L'Ombre de l'Olivier

The Shadow of the Olive Tree

being the maunderings of an Englishman on the Côte d'Azur

06 April 2007 Blog Home : April 2007 : Permalink

Sugar Batteries

All the Independent (and other greenies) who have recently been bitching about biofuels may now have to rethink. Thanks to reading this week's Cringely column, I have learned that a smart (lady) chemist called Shelley Minteer and her research group in St Loius have announced a fuel cell that runs on sugar (and in fact not just one sort of sugar but a wide variety of sugars and plant saps).

“This study shows that renewable fuels can be directly employed in batteries at room temperature to lead to more energy-efficient battery technology than metal-based approaches,” says study leader Shelley Minteer, Ph.D., an electrochemist at Saint Louis University. “It demonstrates that by bridging biology and chemistry, we can build a better battery that’s also cleaner for the environment.”

Using sugar for fuel is not a new concept: Sugar in the form of glucose supplies the energy needs of all living things.

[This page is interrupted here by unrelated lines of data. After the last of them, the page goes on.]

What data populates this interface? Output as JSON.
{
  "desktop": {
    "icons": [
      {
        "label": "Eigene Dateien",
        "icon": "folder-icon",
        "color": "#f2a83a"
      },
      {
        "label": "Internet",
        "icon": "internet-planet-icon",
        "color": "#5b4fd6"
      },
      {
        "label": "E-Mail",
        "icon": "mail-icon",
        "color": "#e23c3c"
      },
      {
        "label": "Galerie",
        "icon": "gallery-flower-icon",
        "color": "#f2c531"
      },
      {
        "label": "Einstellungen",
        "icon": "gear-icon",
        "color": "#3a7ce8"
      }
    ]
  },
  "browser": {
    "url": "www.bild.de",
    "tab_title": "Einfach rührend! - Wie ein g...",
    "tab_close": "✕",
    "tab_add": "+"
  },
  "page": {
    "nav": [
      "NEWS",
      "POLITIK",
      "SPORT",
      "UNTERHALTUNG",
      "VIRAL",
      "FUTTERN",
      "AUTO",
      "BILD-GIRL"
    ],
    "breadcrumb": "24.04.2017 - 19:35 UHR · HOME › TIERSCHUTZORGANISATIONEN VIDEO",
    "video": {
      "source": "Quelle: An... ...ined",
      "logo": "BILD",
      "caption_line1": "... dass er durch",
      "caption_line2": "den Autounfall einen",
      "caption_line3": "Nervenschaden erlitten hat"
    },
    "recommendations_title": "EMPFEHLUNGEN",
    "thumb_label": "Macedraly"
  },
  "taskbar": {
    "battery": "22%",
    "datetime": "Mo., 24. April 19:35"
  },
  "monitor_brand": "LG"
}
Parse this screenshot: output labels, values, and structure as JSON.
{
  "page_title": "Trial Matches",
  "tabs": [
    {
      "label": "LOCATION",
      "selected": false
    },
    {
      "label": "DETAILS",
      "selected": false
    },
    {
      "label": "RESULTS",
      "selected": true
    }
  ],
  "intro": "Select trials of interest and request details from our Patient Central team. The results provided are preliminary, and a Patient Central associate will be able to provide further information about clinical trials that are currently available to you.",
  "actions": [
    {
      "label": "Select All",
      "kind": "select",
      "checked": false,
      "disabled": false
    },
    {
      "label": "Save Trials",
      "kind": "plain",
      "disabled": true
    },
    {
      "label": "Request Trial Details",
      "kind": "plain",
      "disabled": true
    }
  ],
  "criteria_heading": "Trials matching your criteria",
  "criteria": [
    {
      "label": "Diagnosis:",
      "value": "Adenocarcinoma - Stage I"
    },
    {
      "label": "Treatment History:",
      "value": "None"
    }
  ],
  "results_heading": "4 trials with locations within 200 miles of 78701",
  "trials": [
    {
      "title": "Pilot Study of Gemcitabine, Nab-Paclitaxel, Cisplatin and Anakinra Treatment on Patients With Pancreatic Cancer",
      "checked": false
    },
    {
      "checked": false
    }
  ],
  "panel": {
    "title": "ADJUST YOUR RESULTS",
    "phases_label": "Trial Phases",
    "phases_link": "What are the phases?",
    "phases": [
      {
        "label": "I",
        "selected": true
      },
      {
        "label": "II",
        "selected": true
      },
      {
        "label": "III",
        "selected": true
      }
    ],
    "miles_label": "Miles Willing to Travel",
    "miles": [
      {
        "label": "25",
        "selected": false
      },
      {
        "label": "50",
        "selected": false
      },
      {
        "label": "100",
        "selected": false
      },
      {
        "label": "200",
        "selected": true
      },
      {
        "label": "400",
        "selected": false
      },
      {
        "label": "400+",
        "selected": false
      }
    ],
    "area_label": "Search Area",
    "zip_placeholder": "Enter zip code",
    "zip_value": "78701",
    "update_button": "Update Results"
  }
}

While nature has figured out how to harness this energy efficiently, scientists only recently have learned how to unleash the energy-dense power of sugar to produce electricity, Minteer says.

A few other researchers also have developed fuel cell batteries that run on sugar, but Minteer claims that her version is the longest-lasting and most powerful of its type to date. As proof of concept, she has used a small prototype of the battery (about the size of a postage stamp) to successfully run a handheld calculator. If the battery continues to show promise during further testing and refinement, it could be ready for commercialization in three to five years, she estimates.

By removing the sugar to ethanol conversion step that ethanol powered engines need she must vastly improve the efficiency of the total process. In addition her fuel cell produces electricity rather than the heat/motion that ethanol engines make and hence the process can be used for more than just driving, although given that fuel cell cars are being prototyped it can be used for that too.

Assuming this scales up well and that the development gets proper funding (likely since the US military has taken interest in it), this could be the first step towards weaning humanity off fossil fuels. Although I am somewhat of a global warming skeptic I'm all in favour of weaning humanity from fossil fuels because it will remove the monetary prop for a large number of unpleasant regimes and it allows said fuels to be used only where they are the most appropriate, such as the manufacture of plastics.

The next step - which is also likely to be best performed using an enzymatic approach - will be to create something that can turn celluloses and starches into sugars. When that happens everyone's lawn-clippings, not to mention the stubble and straw produced by farmers as well as products which grow in the cold (e.g. potatoes or sugar beet) can all be used to make electricity. In fact I guess sugar beet can already be so used because we know how to (fairly inefficiently) turn sugar beet into sugar.